Wednesday, June 8, 2016

SDA show 1 -- best in show


Had a great weekend attending the opening of the Surface Design Association juried show at the Schweinfurth Art Center in Auburn NY.  My piece "Unspooled" was not only in the show but got to be the postcard image, always a happy event.  There were lots of pieces in the show, and I am sorry to report that I was so busy listening to the juror and artists talk about the work, and of course to schmooze with people, that I didn't have time to properly look at every piece in the show.  So my report will be somewhat subjective.

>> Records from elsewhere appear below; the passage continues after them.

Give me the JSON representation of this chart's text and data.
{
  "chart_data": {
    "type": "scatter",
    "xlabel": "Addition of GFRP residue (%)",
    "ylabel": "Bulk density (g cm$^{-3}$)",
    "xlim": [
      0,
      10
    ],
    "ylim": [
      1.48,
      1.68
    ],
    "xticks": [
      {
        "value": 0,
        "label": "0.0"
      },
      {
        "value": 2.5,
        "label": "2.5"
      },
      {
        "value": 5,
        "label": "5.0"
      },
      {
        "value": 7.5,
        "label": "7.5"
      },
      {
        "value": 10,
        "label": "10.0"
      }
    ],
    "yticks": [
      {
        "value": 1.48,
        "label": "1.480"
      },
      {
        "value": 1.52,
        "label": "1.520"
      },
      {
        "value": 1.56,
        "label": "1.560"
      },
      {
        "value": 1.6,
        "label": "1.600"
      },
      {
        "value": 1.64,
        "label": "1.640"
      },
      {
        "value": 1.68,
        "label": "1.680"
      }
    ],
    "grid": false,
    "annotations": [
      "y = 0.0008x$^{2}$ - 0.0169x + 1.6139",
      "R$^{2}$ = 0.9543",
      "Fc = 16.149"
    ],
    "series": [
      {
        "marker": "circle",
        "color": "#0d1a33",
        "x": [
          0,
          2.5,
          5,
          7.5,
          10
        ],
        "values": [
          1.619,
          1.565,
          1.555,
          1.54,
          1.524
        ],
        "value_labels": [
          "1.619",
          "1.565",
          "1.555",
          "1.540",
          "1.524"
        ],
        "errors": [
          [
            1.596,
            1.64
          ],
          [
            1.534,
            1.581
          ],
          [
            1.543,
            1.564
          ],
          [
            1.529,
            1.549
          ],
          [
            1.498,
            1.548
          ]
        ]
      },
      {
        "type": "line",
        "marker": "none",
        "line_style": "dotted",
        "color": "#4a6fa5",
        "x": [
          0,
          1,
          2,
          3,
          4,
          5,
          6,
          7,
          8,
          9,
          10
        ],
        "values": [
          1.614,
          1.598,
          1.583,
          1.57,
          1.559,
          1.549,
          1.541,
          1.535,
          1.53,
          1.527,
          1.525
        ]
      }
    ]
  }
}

First some remarks about the show theme, "Transgressing Tradition."  Some of the works were indeed nontraditional, using exotic materials or unfamiliar techniques.  But there was very little that was truly new (well, is there ever?) and every one of the exotic materials on display I've seen used in the past by other artists.  I do not say this as a criticism; in fact, I think sometimes show organizers bend too far over backwards to search out "new and different" when instead I wish they would be searching out "good."

I was more puzzled by the term "transgressing," which seems to have an overtone of naughtiness or outrageousness.  I didn't see much in the show that I would consider transgressive, but that's not a criticism either.  So never mind.  Just saying.

Here's the best in show:



Eszter Bornemisza, Next Page (details below)
It's a large piece, made from X-ray films held together in a stitched grid.  The top layer (the right-hand edge of which is folded forward and hangs free) shows a map of Budapest, Bornemisza's home town.  The bottom layer has a random array of letters, signs and symbols that you might find on a map,  There's a slight gap between the layers, hanging separately from the wall pegs, and the whole thing hangs an inch or so out from the wall so you get dramatic shadow effects.

You know I'm a sucker for grids, and for stitching across thin air to join pieces of stuff with space in between, so what's not to like about this piece?

I'll show you more from the exhibit in subsequent posts.